Bulbous flowers such as lily and tulip (Liliaceae family) are monocot perennial herbs that are economically very important ornamental plants worldwide. However, there are hardly any genetic studies performed and genomic resources are lacking. To build genomic resources and develop tools to speed up the breeding in both crops, next generation sequencing was implemented. We sequenced and assembled transcriptomes of four lily and five tulip genotypes using 454 pyro-sequencing technology.

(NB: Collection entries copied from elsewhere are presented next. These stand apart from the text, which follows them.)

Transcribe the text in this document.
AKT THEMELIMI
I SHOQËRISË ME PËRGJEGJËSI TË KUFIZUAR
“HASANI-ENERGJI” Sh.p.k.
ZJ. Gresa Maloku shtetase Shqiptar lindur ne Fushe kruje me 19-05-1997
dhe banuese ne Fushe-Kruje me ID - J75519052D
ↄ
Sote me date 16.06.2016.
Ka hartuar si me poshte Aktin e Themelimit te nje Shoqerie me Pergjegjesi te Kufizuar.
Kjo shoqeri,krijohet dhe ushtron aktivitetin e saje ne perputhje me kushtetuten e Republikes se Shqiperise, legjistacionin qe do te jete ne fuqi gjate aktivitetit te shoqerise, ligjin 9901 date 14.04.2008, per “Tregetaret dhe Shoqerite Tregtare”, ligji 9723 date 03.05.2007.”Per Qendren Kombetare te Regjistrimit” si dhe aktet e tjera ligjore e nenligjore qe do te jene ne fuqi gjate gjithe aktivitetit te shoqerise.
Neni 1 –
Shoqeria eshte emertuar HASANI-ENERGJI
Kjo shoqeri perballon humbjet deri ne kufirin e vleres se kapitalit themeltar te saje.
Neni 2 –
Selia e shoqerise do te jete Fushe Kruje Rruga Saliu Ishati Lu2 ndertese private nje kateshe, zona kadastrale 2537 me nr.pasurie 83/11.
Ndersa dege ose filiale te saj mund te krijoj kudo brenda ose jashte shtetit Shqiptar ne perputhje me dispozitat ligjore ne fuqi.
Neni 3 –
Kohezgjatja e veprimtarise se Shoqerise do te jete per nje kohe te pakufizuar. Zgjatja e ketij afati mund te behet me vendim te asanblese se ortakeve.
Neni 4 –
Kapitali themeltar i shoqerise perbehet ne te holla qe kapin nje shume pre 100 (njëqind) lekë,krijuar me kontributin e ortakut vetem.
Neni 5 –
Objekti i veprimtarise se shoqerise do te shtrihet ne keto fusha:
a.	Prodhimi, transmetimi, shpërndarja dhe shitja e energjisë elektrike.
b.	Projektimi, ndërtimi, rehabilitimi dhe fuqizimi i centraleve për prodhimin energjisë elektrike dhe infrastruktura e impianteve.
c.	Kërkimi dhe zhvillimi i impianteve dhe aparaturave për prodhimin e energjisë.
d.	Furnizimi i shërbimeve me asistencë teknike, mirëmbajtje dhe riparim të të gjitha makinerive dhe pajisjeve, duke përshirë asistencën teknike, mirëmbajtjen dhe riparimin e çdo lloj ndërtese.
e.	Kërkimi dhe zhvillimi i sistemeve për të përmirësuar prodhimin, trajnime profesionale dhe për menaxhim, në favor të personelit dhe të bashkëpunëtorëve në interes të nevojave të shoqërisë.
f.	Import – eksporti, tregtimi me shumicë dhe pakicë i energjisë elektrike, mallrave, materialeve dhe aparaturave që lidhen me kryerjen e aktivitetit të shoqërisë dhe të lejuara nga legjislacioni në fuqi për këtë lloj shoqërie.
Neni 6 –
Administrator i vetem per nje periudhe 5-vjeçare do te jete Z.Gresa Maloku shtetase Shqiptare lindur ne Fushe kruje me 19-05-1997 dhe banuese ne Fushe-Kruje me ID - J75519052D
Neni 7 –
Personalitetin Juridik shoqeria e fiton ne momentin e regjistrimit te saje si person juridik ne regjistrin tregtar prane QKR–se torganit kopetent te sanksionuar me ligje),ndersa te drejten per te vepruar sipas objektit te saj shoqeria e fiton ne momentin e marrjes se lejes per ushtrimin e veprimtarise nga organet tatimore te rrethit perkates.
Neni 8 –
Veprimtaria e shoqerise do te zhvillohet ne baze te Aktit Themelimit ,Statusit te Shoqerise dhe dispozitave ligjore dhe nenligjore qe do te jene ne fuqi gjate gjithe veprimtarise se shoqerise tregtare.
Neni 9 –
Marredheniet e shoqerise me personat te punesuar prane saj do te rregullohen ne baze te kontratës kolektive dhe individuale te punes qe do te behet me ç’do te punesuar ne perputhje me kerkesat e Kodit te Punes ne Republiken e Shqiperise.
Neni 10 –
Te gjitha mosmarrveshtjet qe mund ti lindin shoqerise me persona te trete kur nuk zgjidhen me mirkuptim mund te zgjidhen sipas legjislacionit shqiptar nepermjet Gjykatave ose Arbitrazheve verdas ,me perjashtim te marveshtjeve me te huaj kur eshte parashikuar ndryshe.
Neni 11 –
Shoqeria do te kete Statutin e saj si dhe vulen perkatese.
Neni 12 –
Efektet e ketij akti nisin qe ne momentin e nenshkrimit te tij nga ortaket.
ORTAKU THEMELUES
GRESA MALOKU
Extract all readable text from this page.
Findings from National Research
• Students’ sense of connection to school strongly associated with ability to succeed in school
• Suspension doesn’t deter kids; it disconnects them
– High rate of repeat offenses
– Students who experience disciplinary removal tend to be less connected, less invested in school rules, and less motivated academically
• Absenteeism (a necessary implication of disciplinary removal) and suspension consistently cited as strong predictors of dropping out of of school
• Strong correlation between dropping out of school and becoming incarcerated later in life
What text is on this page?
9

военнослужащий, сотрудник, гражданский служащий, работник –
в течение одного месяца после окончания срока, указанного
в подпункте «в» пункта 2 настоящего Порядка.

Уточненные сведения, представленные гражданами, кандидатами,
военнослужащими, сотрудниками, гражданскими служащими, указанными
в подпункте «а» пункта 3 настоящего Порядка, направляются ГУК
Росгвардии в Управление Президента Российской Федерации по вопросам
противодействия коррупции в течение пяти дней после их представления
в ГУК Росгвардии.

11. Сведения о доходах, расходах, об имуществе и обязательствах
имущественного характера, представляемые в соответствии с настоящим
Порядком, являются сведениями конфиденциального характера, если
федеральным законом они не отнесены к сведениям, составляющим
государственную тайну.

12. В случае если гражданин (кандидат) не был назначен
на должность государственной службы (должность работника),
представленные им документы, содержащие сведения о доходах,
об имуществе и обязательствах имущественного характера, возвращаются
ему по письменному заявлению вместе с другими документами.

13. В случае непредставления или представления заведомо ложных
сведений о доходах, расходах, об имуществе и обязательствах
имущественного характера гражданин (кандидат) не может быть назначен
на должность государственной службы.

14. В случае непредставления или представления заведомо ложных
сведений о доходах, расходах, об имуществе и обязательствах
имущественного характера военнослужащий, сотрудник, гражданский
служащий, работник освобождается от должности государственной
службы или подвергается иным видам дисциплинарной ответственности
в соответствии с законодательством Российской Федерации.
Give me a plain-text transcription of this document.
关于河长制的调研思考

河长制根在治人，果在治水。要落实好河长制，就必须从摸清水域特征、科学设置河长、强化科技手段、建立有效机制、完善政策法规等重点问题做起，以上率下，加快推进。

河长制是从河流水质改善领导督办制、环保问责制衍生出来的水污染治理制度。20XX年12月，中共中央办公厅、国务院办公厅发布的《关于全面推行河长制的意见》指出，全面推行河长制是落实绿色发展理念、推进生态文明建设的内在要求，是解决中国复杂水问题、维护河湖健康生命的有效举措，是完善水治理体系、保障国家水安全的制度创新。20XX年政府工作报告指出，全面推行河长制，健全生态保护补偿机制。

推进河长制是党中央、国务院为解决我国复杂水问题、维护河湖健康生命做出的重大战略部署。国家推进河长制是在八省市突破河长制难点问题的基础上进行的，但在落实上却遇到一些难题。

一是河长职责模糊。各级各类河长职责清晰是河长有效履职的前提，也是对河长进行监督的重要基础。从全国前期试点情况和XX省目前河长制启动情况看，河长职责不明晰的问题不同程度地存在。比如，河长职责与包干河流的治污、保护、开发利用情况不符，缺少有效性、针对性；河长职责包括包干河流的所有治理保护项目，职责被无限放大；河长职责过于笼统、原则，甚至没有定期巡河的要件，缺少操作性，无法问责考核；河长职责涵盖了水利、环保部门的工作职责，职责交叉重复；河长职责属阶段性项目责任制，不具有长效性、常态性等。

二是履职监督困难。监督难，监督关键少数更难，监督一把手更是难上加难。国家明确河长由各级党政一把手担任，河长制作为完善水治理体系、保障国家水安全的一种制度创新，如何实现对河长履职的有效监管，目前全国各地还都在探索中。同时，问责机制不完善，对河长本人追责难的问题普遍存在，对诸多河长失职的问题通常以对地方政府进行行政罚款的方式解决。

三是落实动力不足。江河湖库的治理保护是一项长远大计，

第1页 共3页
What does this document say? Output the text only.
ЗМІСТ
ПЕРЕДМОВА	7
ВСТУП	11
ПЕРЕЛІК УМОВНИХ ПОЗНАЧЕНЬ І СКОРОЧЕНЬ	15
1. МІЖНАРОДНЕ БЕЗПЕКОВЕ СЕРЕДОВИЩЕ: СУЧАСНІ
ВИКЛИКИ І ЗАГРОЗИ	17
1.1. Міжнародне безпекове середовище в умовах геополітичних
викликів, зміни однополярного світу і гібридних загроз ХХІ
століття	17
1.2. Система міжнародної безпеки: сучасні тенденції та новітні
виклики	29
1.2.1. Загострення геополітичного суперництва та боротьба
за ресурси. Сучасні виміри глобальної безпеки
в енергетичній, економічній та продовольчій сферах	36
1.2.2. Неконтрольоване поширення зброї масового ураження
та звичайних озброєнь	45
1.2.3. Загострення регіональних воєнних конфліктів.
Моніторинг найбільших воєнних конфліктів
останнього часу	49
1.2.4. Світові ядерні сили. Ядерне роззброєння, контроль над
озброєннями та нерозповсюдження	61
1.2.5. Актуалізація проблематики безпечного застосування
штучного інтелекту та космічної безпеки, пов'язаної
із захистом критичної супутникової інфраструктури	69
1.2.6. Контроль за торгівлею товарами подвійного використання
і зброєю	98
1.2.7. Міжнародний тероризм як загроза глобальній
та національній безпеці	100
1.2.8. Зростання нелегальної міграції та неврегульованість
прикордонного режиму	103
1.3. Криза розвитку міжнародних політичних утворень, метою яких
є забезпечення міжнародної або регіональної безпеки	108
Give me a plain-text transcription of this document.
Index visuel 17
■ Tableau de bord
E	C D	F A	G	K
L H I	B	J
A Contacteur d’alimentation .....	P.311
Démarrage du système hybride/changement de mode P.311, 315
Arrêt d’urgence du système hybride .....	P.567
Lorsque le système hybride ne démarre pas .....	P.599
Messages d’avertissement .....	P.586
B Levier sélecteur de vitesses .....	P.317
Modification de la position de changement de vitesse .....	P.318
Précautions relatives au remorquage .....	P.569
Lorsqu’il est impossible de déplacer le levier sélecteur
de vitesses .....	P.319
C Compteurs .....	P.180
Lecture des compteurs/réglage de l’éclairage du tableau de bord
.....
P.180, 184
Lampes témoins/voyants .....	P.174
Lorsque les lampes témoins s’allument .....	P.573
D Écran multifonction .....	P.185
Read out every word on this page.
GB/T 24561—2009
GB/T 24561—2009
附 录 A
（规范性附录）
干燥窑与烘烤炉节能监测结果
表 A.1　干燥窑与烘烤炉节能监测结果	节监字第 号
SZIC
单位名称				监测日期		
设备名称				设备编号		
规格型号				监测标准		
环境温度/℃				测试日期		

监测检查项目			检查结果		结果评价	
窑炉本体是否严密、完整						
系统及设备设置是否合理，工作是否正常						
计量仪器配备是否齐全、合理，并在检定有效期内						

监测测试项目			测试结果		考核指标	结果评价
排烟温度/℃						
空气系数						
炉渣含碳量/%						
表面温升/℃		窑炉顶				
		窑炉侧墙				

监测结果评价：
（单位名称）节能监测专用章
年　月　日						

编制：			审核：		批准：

Successfully, we developed the first set of 81,791 contigs with an average length of 514 bp for tulip, and enriched the very limited number of 3,329 available ESTs (Expressed Sequence Tags) for lily with 52,172 contigs with an average length of 555 bp. The contigs together with singletons covered on average 37% of lily and 39% of tulip estimated transcriptome. Mining lily and tulip sequence data for SSRs (Simple Sequence Repeats) showed that di-nucleotide repeats were twice more abundant in UTRs (UnTranslated Regions) compared to coding regions, while tri-nucleotide repeats were equally spread over coding and UTR regions. Two sets of single nucleotide polymorphism (SNP) markers suitable for high throughput genotyping were developed. In the first set, no SNPs flanking the target SNP (50 bp on either side) were allowed. In the second set, one SNP in the flanking regions was allowed, which resulted in a 2 to 3 fold increase in SNP marker numbers compared with the first set. Orthologous groups between the two flower bulbs: lily and tulip (12,017 groups) and among the three monocot species: lily, tulip, and rice (6,900 groups) were determined using OrthoMCL. Orthologous groups were screened for common SNP markers and EST-SSRs to study synteny between lily and tulip, which resulted in 113 common SNP markers and 292 common EST-SSR. Lily and tulip contigs generated were annotated and described according to Gene Ontology terminology.
Two transcriptome sets were built that are valuable resources for marker development, comparative genomic studies and candidate gene approaches. Next generation sequencing of leaf transcriptome is very effective; however, deeper sequencing and using more tissues and stages is advisable for extended comparative studies.